Pokerissimo di italiane in Europa League. Tutti gli spauracchi nell'urna di Nyon

Se la sfida con il Cska Mosca è stato un succoso antipasto (cinque gol in una serata quasi perfetta), la partita in casa del City - un inedito nella storia delle due squadre - si può considerare il vero battesimo europeo per la Roma di Rudi Garcia.

In Champions League l'Inghilterra è un paese tabù per i giallorossi e per Francesco Totti. In sette partite giocate Oltremanica, solo un pareggio nel 2003 ad Highbury contro l'Arsenal (con il numero dieci addirittura espulso dopo 22 minuti), appena due reti segnate - Cassano contro i Gunners e De Rossi nella terribile serata con i Red Devils -, poi solo sconfitte. E il nome Manchester evoca cattivi presagi: incancellabile quel 7-1 incassato sul campo dello United (l'Old Trafford, stasera si giocherà all'Etihad dei cugini «citizens») il 10 aprile del 2007, un'onta mai dimenticata dai tifosi giallorossi.

Eppure il capitano della Roma - definito the legend dai giornali inglesi - ha girato tutti gli stadi inglesi più importanti in sedici anni di coppe: da Old Trafford (presente due volte su tre nei ko contro lo United) a Stamford Bridge - stadio del Chelsea -, il già citato Highbury e Anfield Road, dove è arrivato l'unico successo giallorosso in Inghilterra (1-0 al Liverpool nel febbraio 2001, ma erano gli ottavi di coppa Uefa, ininfluente per il passaggio del turno). Totti quella sera non c'era e l'eroe fu un centrocampista, quel Guigou scomparso poi dai radar del calcio di casa nostra. Oggi il numero 10, fresco dei festeggiamenti per i suoi 38 anni, rincorre così tre traguardi: i primi sorrisi - leggi gol e vittoria - in terra d'Albione e il record di marcatore più anziano in Champions (Giggs segnò poco prima del traguardo raggiunto sabato da Francesco).

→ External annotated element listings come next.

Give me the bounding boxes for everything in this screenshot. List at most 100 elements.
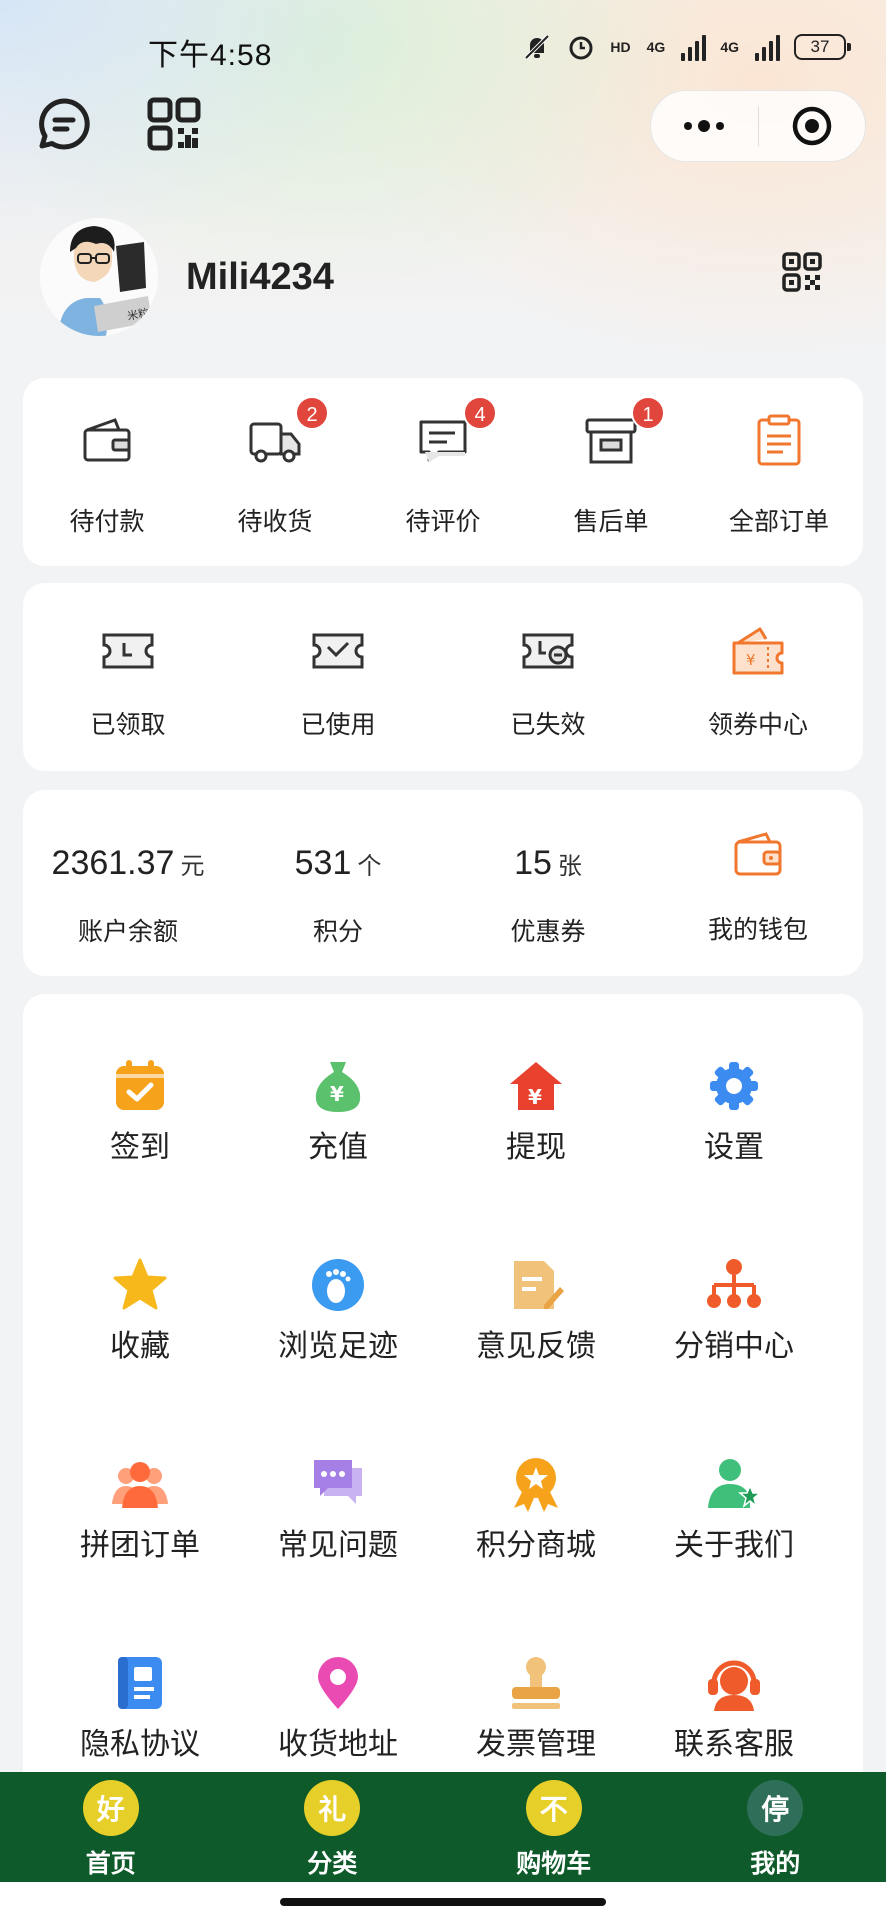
wallet-icon — [77, 410, 137, 470]
order-badge: 2 — [295, 396, 329, 430]
order-after-sales[interactable]: 1 售后单 — [527, 378, 695, 566]
tab-cart[interactable]: 不 购物车 — [443, 1772, 665, 1882]
close-miniprogram-button[interactable] — [759, 91, 866, 161]
service-label: 分销中心 — [674, 1329, 794, 1364]
points-value: 531 个 — [233, 844, 443, 883]
coupon-label: 已失效 — [510, 710, 586, 739]
scan-qr-icon[interactable] — [146, 96, 202, 152]
service-privacy[interactable]: 隐私协议 — [40, 1591, 240, 1762]
service-checkin[interactable]: 签到 — [40, 994, 240, 1165]
tab-mine[interactable]: 停 我的 — [665, 1772, 886, 1882]
svg-text:¥: ¥ — [746, 651, 756, 669]
order-pending-review[interactable]: 4 待评价 — [359, 378, 527, 566]
coupon-center-icon: ¥ — [728, 621, 788, 681]
location-pin-icon — [308, 1653, 368, 1713]
org-chart-icon — [704, 1255, 764, 1315]
ticket-icon — [98, 621, 158, 681]
avatar-illustration: 米粒 — [40, 218, 158, 336]
stat-value: 531 — [294, 844, 352, 882]
stat-value: 2361.37 — [51, 844, 175, 882]
order-pending-payment[interactable]: 待付款 — [23, 378, 191, 566]
order-label: 全部订单 — [728, 507, 829, 536]
signal-icon — [681, 33, 707, 61]
signal-icon-2 — [755, 33, 780, 61]
order-pending-receipt[interactable]: 2 待收货 — [191, 378, 359, 566]
bottom-tab-bar: 好 首页 礼 分类 不 购物车 停 我的 — [0, 1772, 886, 1882]
service-faq[interactable]: 常见问题 — [238, 1392, 438, 1563]
money-bag-icon: ¥ — [308, 1056, 368, 1116]
points-stat[interactable]: 531 个 积分 — [233, 790, 443, 976]
headset-icon — [704, 1653, 764, 1713]
message-icon[interactable] — [36, 96, 92, 152]
username: Mili4234 — [186, 255, 334, 298]
more-dots-icon — [684, 120, 725, 132]
assets-card: 2361.37 元 账户余额 531 个 积分 15 张 优惠券 我的钱包 — [23, 790, 863, 976]
wallet-label: 我的钱包 — [707, 915, 808, 944]
target-icon — [792, 106, 831, 146]
battery-indicator: 37 — [794, 34, 851, 60]
coupon-label: 已使用 — [300, 710, 376, 739]
stat-value: 15 — [514, 844, 552, 882]
home-indicator[interactable] — [280, 1898, 606, 1906]
service-group-orders[interactable]: 拼团订单 — [40, 1392, 240, 1563]
order-badge: 1 — [631, 396, 665, 430]
service-invoice[interactable]: 发票管理 — [436, 1591, 636, 1762]
mine-tab-icon: 停 — [747, 1780, 804, 1836]
coupon-label: 已领取 — [90, 710, 166, 739]
calendar-check-icon — [110, 1056, 170, 1116]
svg-text:¥: ¥ — [330, 1082, 344, 1106]
service-settings[interactable]: 设置 — [634, 994, 834, 1165]
more-button[interactable] — [651, 91, 758, 161]
service-favorites[interactable]: 收藏 — [40, 1193, 240, 1364]
service-history[interactable]: 浏览足迹 — [238, 1193, 438, 1364]
home-tab-icon: 好 — [82, 1780, 139, 1836]
stat-unit: 元 — [180, 853, 205, 880]
service-feedback[interactable]: 意见反馈 — [436, 1193, 636, 1364]
service-about-us[interactable]: 关于我们 — [634, 1392, 834, 1563]
status-icons: HD 4G 4G 37 — [522, 32, 851, 62]
order-label: 待付款 — [69, 507, 145, 536]
order-label: 售后单 — [573, 507, 649, 536]
stat-label: 账户余额 — [77, 917, 178, 946]
coupon-expired[interactable]: 已失效 — [443, 583, 653, 771]
service-address[interactable]: 收货地址 — [238, 1591, 438, 1762]
service-label: 设置 — [704, 1130, 764, 1165]
tab-label: 购物车 — [516, 1849, 592, 1878]
avatar[interactable]: 米粒 — [40, 218, 158, 336]
stat-unit: 个 — [357, 853, 382, 880]
tab-label: 首页 — [85, 1849, 136, 1878]
coupons-stat[interactable]: 15 张 优惠券 — [443, 790, 653, 976]
coupon-received[interactable]: 已领取 — [23, 583, 233, 771]
miniprogram-capsule — [650, 90, 866, 162]
stat-label: 积分 — [312, 917, 363, 946]
service-customer-support[interactable]: 联系客服 — [634, 1591, 834, 1762]
order-label: 待评价 — [405, 507, 481, 536]
my-wallet[interactable]: 我的钱包 — [653, 790, 863, 976]
service-withdraw[interactable]: ¥ 提现 — [436, 994, 636, 1165]
coupons-value: 15 张 — [443, 844, 653, 883]
gear-icon — [704, 1056, 764, 1116]
network-label-2: 4G — [720, 39, 739, 55]
orders-card: 待付款 2 待收货 4 待评价 1 售后单 全部订单 — [23, 378, 863, 566]
coupon-used[interactable]: 已使用 — [233, 583, 443, 771]
tab-category[interactable]: 礼 分类 — [222, 1772, 444, 1882]
chat-bubble-icon — [308, 1454, 368, 1514]
coupon-center[interactable]: ¥ 领券中心 — [653, 583, 863, 771]
feedback-icon — [506, 1255, 566, 1315]
status-bar: 下午4:58 HD 4G 4G 37 — [0, 0, 886, 100]
member-qr-icon[interactable] — [782, 252, 822, 292]
clipboard-icon — [749, 410, 809, 470]
service-distribution[interactable]: 分销中心 — [634, 1193, 834, 1364]
tab-home[interactable]: 好 首页 — [0, 1772, 222, 1882]
user-profile[interactable]: 米粒 Mili4234 — [40, 218, 334, 336]
document-icon — [110, 1653, 170, 1713]
service-points-mall[interactable]: 积分商城 — [436, 1392, 636, 1563]
order-all[interactable]: 全部订单 — [695, 378, 863, 566]
service-recharge[interactable]: ¥ 充值 — [238, 994, 438, 1165]
hd-label: HD — [610, 39, 631, 55]
svg-text:¥: ¥ — [528, 1085, 542, 1109]
stamp-icon — [506, 1653, 566, 1713]
balance-stat[interactable]: 2361.37 元 账户余额 — [23, 790, 233, 976]
user-star-icon — [704, 1454, 764, 1514]
balance-value: 2361.37 元 — [23, 844, 233, 883]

Il capitano giallorosso è ancora decisivo e temuto da ogni avversaria. « The king of Rome is not dead », la frase tornata d'attualità Oltremanica a proposito di Francesco Totti. Sarà da tempo meno incisivo in fase realizzativa, ma fondamentale nel cucire il gioco grazie a un'intelligenza calcistica altamente sopra la media europea. Totti ha ulteriormente arretrato la sua zona d'azione, una sorta di play basso capace di illuminare la scena con tagli e lanci a premiare gli inserimenti dei compagni. Una variabile che in Europa e in Inghilterra è poco conosciuta e applicata.

Proprio il numero dieci, la velocità di Gervinho - a caccia di rivincite dopo l'esperienza negativa in Premier con l'Arsenal - per mettere paura a una difesa, quella del City, non certo insuperabile, l'intensità a centrocampo contro il possesso palla (più spagnolo che inglese) degli uomini di Pellegrini, potrebbero essere le altre armi per tentare il colpaccio. Alò quale non credono gli scommettitori: Agipronews riferisce che solo il 15% delle giocate è sul successo romanista.

I campioni di Premier in carica hanno avuto un avvio di stagione altalenante, caratterizzato da grandi vittorie (3-1 col Liverpool) e sconfitte improbabili (0-1 con lo Stoke), passando da pareggi pirotecnici e fortunosi con Arsenal e Chelsea. Il City è terzo in classifica, a -5 dai Blues di Mourinho, mentre ha perso all'esordio in Champions in casa del Bayern. Con la Roma, dunque, è già chiamato a una gara da «dentro o fuori». «Se perdessimo la seconda partita di fila, la qualificazione diventerebbe davvero difficile», così il tecnico dei Citizens, che non battono un'italiana dal dicembre 1978 (3-0 al Milan in Uefa).

E se la Roma dovrà rinunciare a De Rossi, Astori e Castan, avrà Iturbe «bloccato» in panchina per precauzione (domenica c'è la Juve), ci sono altri calciatori che vantano una buona esperienza europea: dall'ex Maicon, che al City non ha lasciato il segno tanto da essere scaricato in fretta, al Cole protagonista con il Chelsea (in ballottaggio con Holebas e Torosidis per una maglia da titolare), al Keita che ha già ascoltato la musichetta della Champions con il Barcellona e che troverà di fronte quel Tourè metronomo della squadra e ribattezzato in Inghilterra uomo invisibile per la sua discrezione. In tribuna ci sarà il patron giallorosso Pallotta: anche lui vuole i primi sorrisi in un paese dove si parla la sua lingua.